Monday, February 04, 2008

Evangelism Defined

"How, then, should evangelism be defined? The New Testament answer is very simple. According to the New Testament, evangelism is just preaching the gospel, the evangel. It is a work of communication in which Christians make themselves mouth-pieces for God's message of mercy to sinners. Anyone who faithfully delivers that message, under whatever circumstances, in a large meeting, in a small meeting, from a pulpit, or in a private conversation, is evangelizing. Since the divine message finds its climax in a plea from the Creator to a rebel world to turn and put faith in Christ, the delivering of it involves the summoning of one's hearers to conversion. If you are not, in this sense, seeking to bring about conversions, you are not evangelizing; this we have seen already. But the way to tell whether in fact you are evangelizing is not to ask whether conversions are known to have resulted from your witness. It is to ask whether you are faithfullymaking known the gospel message."
"What was this good news that Paul preached? It was the news about Jesus of Nazareth. It was the news of the incarnation, the atonement, and the kingdom--the cradle, the cross, and the crown--of the Son of God. It was the news of how God 'glorified his servant Jesus' by making Him Christ, the world's long-awaited 'Prince and... Saviour'. It was the news of how God made His Son Man; and how, as Man, God made Him Priest, and Prophet, and King; and how, as Priest, God also made Him a sacrifice for sins; and how, as Prophet, God also made Him a Lawgiver to His people; and how, as King, God has also made Him Judge of all the world, and given Him prerogatives which in the Old Testament are exclusively Jehovah's own--namely, to reign till every knee bows before Him, and to save all who call on His name. In short, the good news was just this: that God has executed His eternal intention of glorifying His Son by exalting Him as a great Saviour for great sinners.

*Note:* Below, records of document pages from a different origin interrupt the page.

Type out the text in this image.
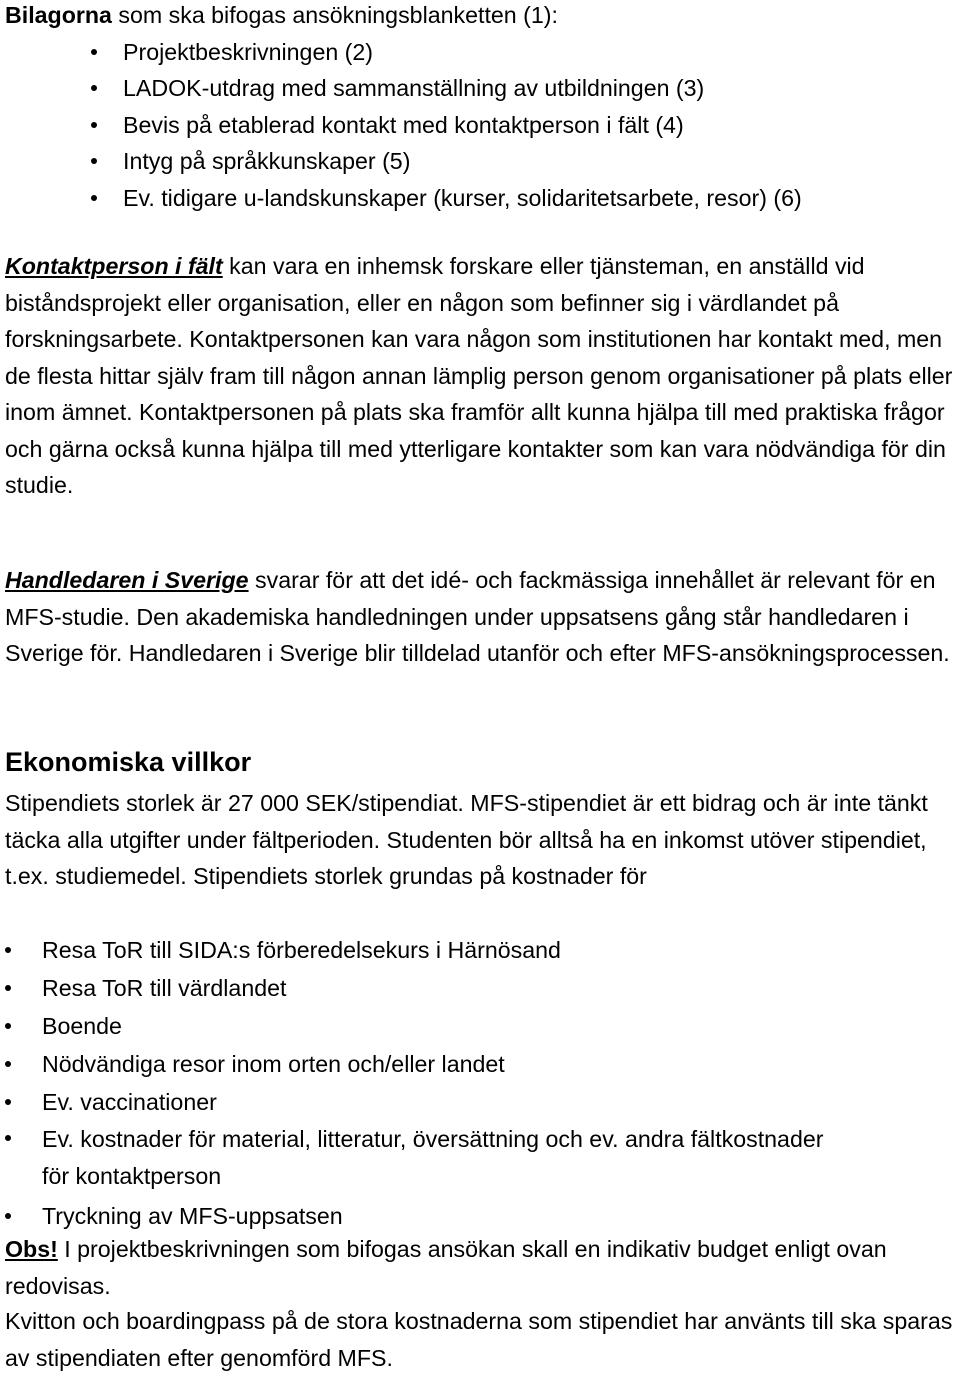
Bilagorna som ska bifogas ansökningsblanketten (1):

Projektbeskrivningen (2)
LADOK-utdrag med sammanställning av utbildningen (3)
Bevis på etablerad kontakt med kontaktperson i fält (4)
Intyg på språkkunskaper (5)
Ev. tidigare u-landskunskaper (kurser, solidaritetsarbete, resor) (6)

Kontaktperson i fält kan vara en inhemsk forskare eller tjänsteman, en anställd vid biståndsprojekt eller organisation, eller en någon som befinner sig i värdlandet på forskningsarbete. Kontaktpersonen kan vara någon som institutionen har kontakt med, men de flesta hittar själv fram till någon annan lämplig person genom organisationer på plats eller inom ämnet. Kontaktpersonen på plats ska framför allt kunna hjälpa till med praktiska frågor och gärna också kunna hjälpa till med ytterligare kontakter som kan vara nödvändiga för din studie.

Handledaren i Sverige svarar för att det idé- och fackmässiga innehållet är relevant för en MFS-studie. Den akademiska handledningen under uppsatsens gång står handledaren i Sverige för. Handledaren i Sverige blir tilldelad utanför och efter MFS-ansökningsprocessen.

Ekonomiska villkor

Stipendiets storlek är 27 000 SEK/stipendiat. MFS-stipendiet är ett bidrag och är inte tänkt täcka alla utgifter under fältperioden. Studenten bör alltså ha en inkomst utöver stipendiet, t.ex. studiemedel. Stipendiets storlek grundas på kostnader för

Resa ToR till SIDA:s förberedelsekurs i Härnösand
Resa ToR till värdlandet
Boende
Nödvändiga resor inom orten och/eller landet
Ev. vaccinationer
Ev. kostnader för material, litteratur, översättning och ev. andra fältkostnader för kontaktperson
Tryckning av MFS-uppsatsen

Obs! I projektbeskrivningen som bifogas ansökan skall en indikativ budget enligt ovan redovisas.

Kvitton och boardingpass på de stora kostnaderna som stipendiet har använts till ska sparas av stipendiaten efter genomförd MFS.
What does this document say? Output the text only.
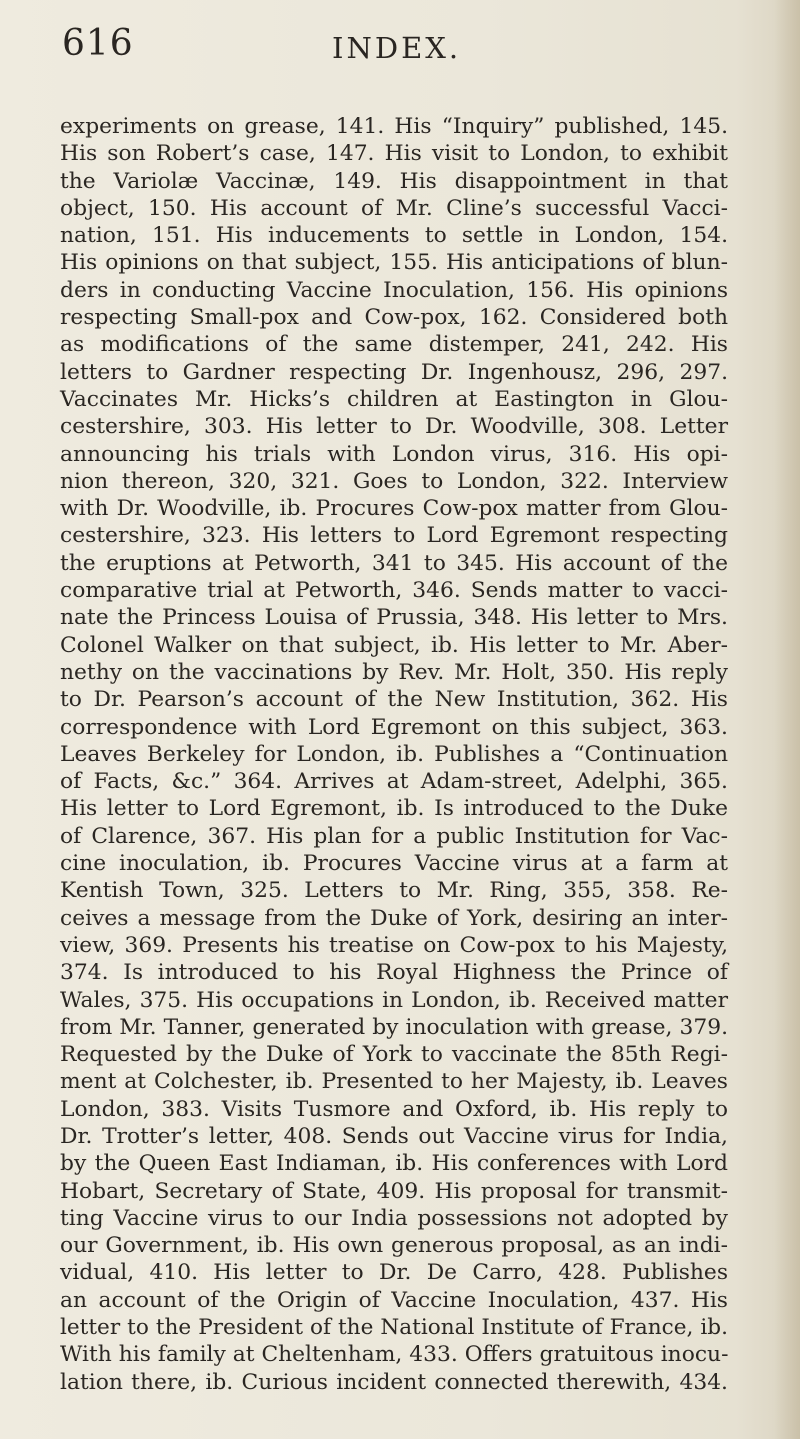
616	INDEX.
experiments on grease, 141. His “Inquiry” published, 145.
His son Robert’s case, 147. His visit to London, to exhibit
the Variolæ Vaccinæ, 149. His disappointment in that
object, 150. His account of Mr. Cline’s successful Vacci-
nation, 151. His inducements to settle in London, 154.
His opinions on that subject, 155. His anticipations of blun-
ders in conducting Vaccine Inoculation, 156. His opinions
respecting Small-pox and Cow-pox, 162. Considered both
as modifications of the same distemper, 241, 242. His
letters to Gardner respecting Dr. Ingenhousz, 296, 297.
Vaccinates Mr. Hicks’s children at Eastington in Glou-
cestershire, 303. His letter to Dr. Woodville, 308. Letter
announcing his trials with London virus, 316. His opi-
nion thereon, 320, 321. Goes to London, 322. Interview
with Dr. Woodville, ib. Procures Cow-pox matter from Glou-
cestershire, 323. His letters to Lord Egremont respecting
the eruptions at Petworth, 341 to 345. His account of the
comparative trial at Petworth, 346. Sends matter to vacci-
nate the Princess Louisa of Prussia, 348. His letter to Mrs.
Colonel Walker on that subject, ib. His letter to Mr. Aber-
nethy on the vaccinations by Rev. Mr. Holt, 350. His reply
to Dr. Pearson’s account of the New Institution, 362. His
correspondence with Lord Egremont on this subject, 363.
Leaves Berkeley for London, ib. Publishes a “Continuation
of Facts, &c.” 364. Arrives at Adam-street, Adelphi, 365.
His letter to Lord Egremont, ib. Is introduced to the Duke
of Clarence, 367. His plan for a public Institution for Vac-
cine inoculation, ib. Procures Vaccine virus at a farm at
Kentish Town, 325. Letters to Mr. Ring, 355, 358. Re-
ceives a message from the Duke of York, desiring an inter-
view, 369. Presents his treatise on Cow-pox to his Majesty,
374. Is introduced to his Royal Highness the Prince of
Wales, 375. His occupations in London, ib. Received matter
from Mr. Tanner, generated by inoculation with grease, 379.
Requested by the Duke of York to vaccinate the 85th Regi-
ment at Colchester, ib. Presented to her Majesty, ib. Leaves
London, 383. Visits Tusmore and Oxford, ib. His reply to
Dr. Trotter’s letter, 408. Sends out Vaccine virus for India,
by the Queen East Indiaman, ib. His conferences with Lord
Hobart, Secretary of State, 409. His proposal for transmit-
ting Vaccine virus to our India possessions not adopted by
our Government, ib. His own generous proposal, as an indi-
vidual, 410. His letter to Dr. De Carro, 428. Publishes
an account of the Origin of Vaccine Inoculation, 437. His
letter to the President of the National Institute of France, ib.
With his family at Cheltenham, 433. Offers gratuitous inocu-
lation there, ib. Curious incident connected therewith, 434.
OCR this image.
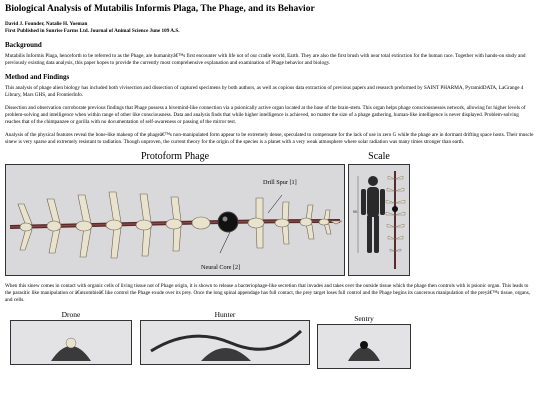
Biological Analysis of Mutabilis Informis Plaga, The Phage, and its Behavior
David J. Founder, Natalie H. Yoeman
First Published in Sunrise Farms Ltd. Journal of Animal Science June 109 A.S.
Background

Mutabilis Informis Plaga, henceforth to be referred to as the Phage, are humanityâ€™s first encounter with life not of our cradle world, Earth. They are also the first brush with near total extinction for the human race. Together with hands-on study and previously existing data analysis, this paper hopes to provide the currently most comprehensive explanation and examination of Phage behavior and biology.

Method and Findings

This analysis of phage alien biology has included both vivisection and dissection of captured specimens by both authors, as well as copious data extraction of previous papers and research preformed by SAINT PHARMA, PyramidDATA, LaGrange 4 Library, Mars GHS, and FrontierInfo.

Dissection and observation corroborate previous findings that Phage possess a hivemind-like connection via a psionically active organ located at the base of the brain-stem. This organ helps phage consciousnesses network, allowing for higher levels of problem-solving and intelligence when within range of other like consciousness. Data and analysis finds that while higher intelligence is achieved, no matter the size of a phage gathering, human-like intelligence is never displayed. Problem-solving reaches that of the chimpanzee or gorilla with no documentation of self-awareness or passing of the mirror test.

Analysis of the physical features reveal the bone-like makeup of the phageâ€™s non-manipulated form appear to be extremely dense, speculated to compensate for the lack of use in zero G while the phage are in dormant drifting space hosts. Their muscle sinew is very sparse and extremely resistant to radiation. Though unproven, the current theory for the origin of the species is a planet with a very weak atmosphere where solar radiation was many times stronger than earth.

Protoform Phage
Drill Spur [1]
Neural Core [2]
Scale
6ft

When this sinew comes in contact with organic cells of living tissue not of Phage origin, it is shown to release a bacteriophage-like secretion that invades and takes over the outside tissue which the phage then controls with is psionic organ. This leads to the parasitic like manipulation or â€œzombieâ€ like control the Phage exude over its prey. Once the long spinal appendage has full contact, the prey target loses full control and the Phage begins its cancerous manipulation of the preyâ€™s tissue, organs, and cells.

Drone	Hunter	Sentry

"Such was the gospel which Paul was sent to preach. It was a message of some complexity, needing to be learned before it could be lived by, and understood before it could be applied. It needed, therefore, to be taught. Hence Paul, as a preacher of it, had to become a teacher. He saw this as part of his caling; he speaks of the 'the gospel: whereunto I am appointed a preacher... and a teacher' (2 Tim. 1:10). And he tells us that teaching was basic to his evangelistic practice; he speaks of 'Christ... whom we preach... teaching every man in all wisdom' (Col. 1:28). In both texts the reference to teaching is explanatory of the reference to preaching. In other words: it is by teaching that the gospel preacher fulfils his ministry. To teach the gospel is his first responsibility: to reduce it to its simplest essentials, to analyse it point by point, to fix its meaning by positive and negative definition, to show how each part of the message links up with the rest--and to go on explaining it till he is quite sure that his listeners have grasped it. And therefore when Paul preached the gospel, formally or informally, in the synagogue or in the streets, to Jews or to Gentiles, to a crowd or to one man, what he did was to teach--engaging attention, capturing interest, setting out the facts, explaining their significance, solving difficulties, answering objections, and showing how the message bears on life. Luke's regular way of describing Paul's evangelistic ministry is to say that he disputed (Acts 9:29), or reasoned (dialegomai: RSV renders 'argued')(Acts 17:2, 17, RV, 18:4; 19:8f., RV, 24:25), or taught (Acts 18:11; 28:31), or persuaded (i.e., sought to carry his hearers' judgments)(Acts 18:4; 19:8, 26; 28:23; cf. 26:28). and Paul himself refers to his ministry among the Gentiles as primarily a task of instruction: 'unto me... was this grace given, to preach unto the Gentiles the unsearchable riches of Christ; and to make all men see what is the dispensation of the mystery...' (Eph. 3:8, RV). Clearly, in Paul's view, his first and fundamental job as a preacher of the gospel was to communicate knowledge--to get gospel truth fixed in men's minds. To him, teaching the truth was the basic evangelistic activity; to him, therefore, the only right method of evangelism was the teaching method."


J.I. Packer, Evangelism and the Sovereignty of God (Downers Grove, IL: IVP), pp. 41, 47-49.

1 comment:

Anonymous said...

"Hence Paul, as a preacher of it, had to become a teacher."

"therefore, the only right method of evangelism was the teaching method."

I`m a bit confused here. If as Packer argues, the right way to evangelize is by teaching, then
1. Is the gift of evangelism to be equated to the gift of teaching?
2. Can then the complementarian (and I would argue biblical too) view of "I do not permit women to teach men or to exercise authority over men" (1 Tim ?) together with Packer's view of evangelism then applied to conclude that women can not evangelize? Any thoughts brother?